ECLI:NL:RVS:2020:3036
Raad van State
- Voorlopige voorziening
- Rechtspraak.nl
Voorlopige voorziening in asielaanvraag van vreemdeling tegen staatssecretaris van Justitie en Veiligheid
Op 6 augustus 2020 heeft de staatssecretaris van Justitie en Veiligheid een aanvraag van een vreemdeling om een verblijfsvergunning asiel voor bepaalde tijd niet in behandeling genomen. De vreemdeling heeft hiertegen beroep ingesteld bij de rechtbank Den Haag, die op 3 december 2020 het beroep gegrond verklaarde en het besluit van de staatssecretaris vernietigde. De rechtbank heeft de staatssecretaris opgedragen om een nieuw besluit te nemen met inachtneming van de overwegingen in de uitspraak. De staatssecretaris heeft vervolgens hoger beroep ingesteld tegen deze uitspraak en verzocht om een voorlopige voorziening, zodat hij niet verplicht zou zijn om een nieuw besluit te nemen totdat de Afdeling bestuursrechtspraak van de Raad van State op het hoger beroep heeft beslist.
De voorzieningenrechter heeft de aanvraag voor een voorlopige voorziening beoordeeld.

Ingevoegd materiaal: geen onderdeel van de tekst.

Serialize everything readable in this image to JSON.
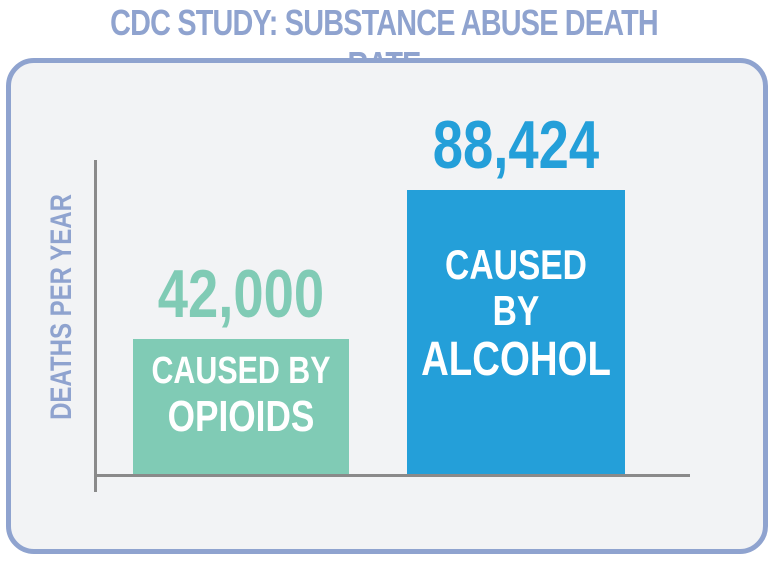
{
  "chart_data": {
    "type": "bar",
    "title": "CDC STUDY: SUBSTANCE ABUSE DEATH RATE",
    "ylabel": "DEATHS PER YEAR",
    "ylim": [
      0,
      100000
    ],
    "bars": [
      {
        "value": 42000,
        "value_label": "42,000",
        "line1": "CAUSED BY",
        "line2": "OPIOIDS",
        "color": "#80cbb5"
      },
      {
        "value": 88424,
        "value_label": "88,424",
        "line1": "CAUSED BY",
        "line2": "ALCOHOL",
        "color": "#249fd9"
      }
    ]
  }
}
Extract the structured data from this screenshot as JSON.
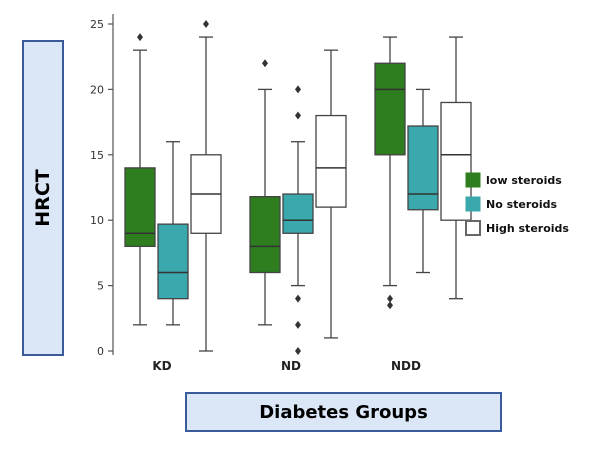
{
  "chart_data": {
    "type": "boxplot",
    "ylabel": "HRCT",
    "xlabel": "Diabetes Groups",
    "ylim": [
      0,
      25
    ],
    "yticks": [
      0,
      5,
      10,
      15,
      20,
      25
    ],
    "categories": [
      "KD",
      "ND",
      "NDD"
    ],
    "series": [
      {
        "name": "low steroids",
        "color": "#2e7d1f",
        "boxes": [
          {
            "min": 2,
            "q1": 8,
            "median": 9,
            "q3": 14,
            "max": 23,
            "outliers": [
              24
            ]
          },
          {
            "min": 2,
            "q1": 6,
            "median": 8,
            "q3": 11.8,
            "max": 20,
            "outliers": [
              22
            ]
          },
          {
            "min": 5,
            "q1": 15,
            "median": 20,
            "q3": 22,
            "max": 24,
            "outliers": [
              4,
              3.5
            ]
          }
        ]
      },
      {
        "name": "No steroids",
        "color": "#3aa8ad",
        "boxes": [
          {
            "min": 2,
            "q1": 4,
            "median": 6,
            "q3": 9.7,
            "max": 16,
            "outliers": []
          },
          {
            "min": 5,
            "q1": 9,
            "median": 10,
            "q3": 12,
            "max": 16,
            "outliers": [
              20,
              18,
              4,
              2,
              0
            ]
          },
          {
            "min": 6,
            "q1": 10.8,
            "median": 12,
            "q3": 17.2,
            "max": 20,
            "outliers": []
          }
        ]
      },
      {
        "name": "High steroids",
        "color": "#ffffff",
        "boxes": [
          {
            "min": 0,
            "q1": 9,
            "median": 12,
            "q3": 15,
            "max": 24,
            "outliers": [
              25
            ]
          },
          {
            "min": 1,
            "q1": 11,
            "median": 14,
            "q3": 18,
            "max": 23,
            "outliers": []
          },
          {
            "min": 4,
            "q1": 10,
            "median": 15,
            "q3": 19,
            "max": 24,
            "outliers": []
          }
        ]
      }
    ],
    "legend": "right"
  }
}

Hij heeft vastgesteld dat, op basis van de aangevoerde argumenten, het voorlopig oordeel is dat het niet aannemelijk is dat de uitspraak van de rechtbank in stand blijft. Gezien de belangen van zowel de staatssecretaris als de vreemdeling heeft de voorzieningenrechter besloten om de voorlopige voorziening te treffen. Dit houdt in dat de overdrachtstermijn wordt opgeschort met ingang van de dag na de bekendmaking van de uitspraak. De staatssecretaris hoeft geen proceskosten te vergoeden.
De voorzieningenrechter heeft bepaald dat de staatssecretaris van Justitie en Veiligheid geen nieuw besluit op de aanvraag hoeft te nemen totdat de Afdeling op het hoger beroep heeft beslist. Deze uitspraak is gedaan door mr. A.W.M. Bijloos, in tegenwoordigheid van M.E. van Laar LLM, griffier, en is openbaar uitgesproken op 18 december 2020.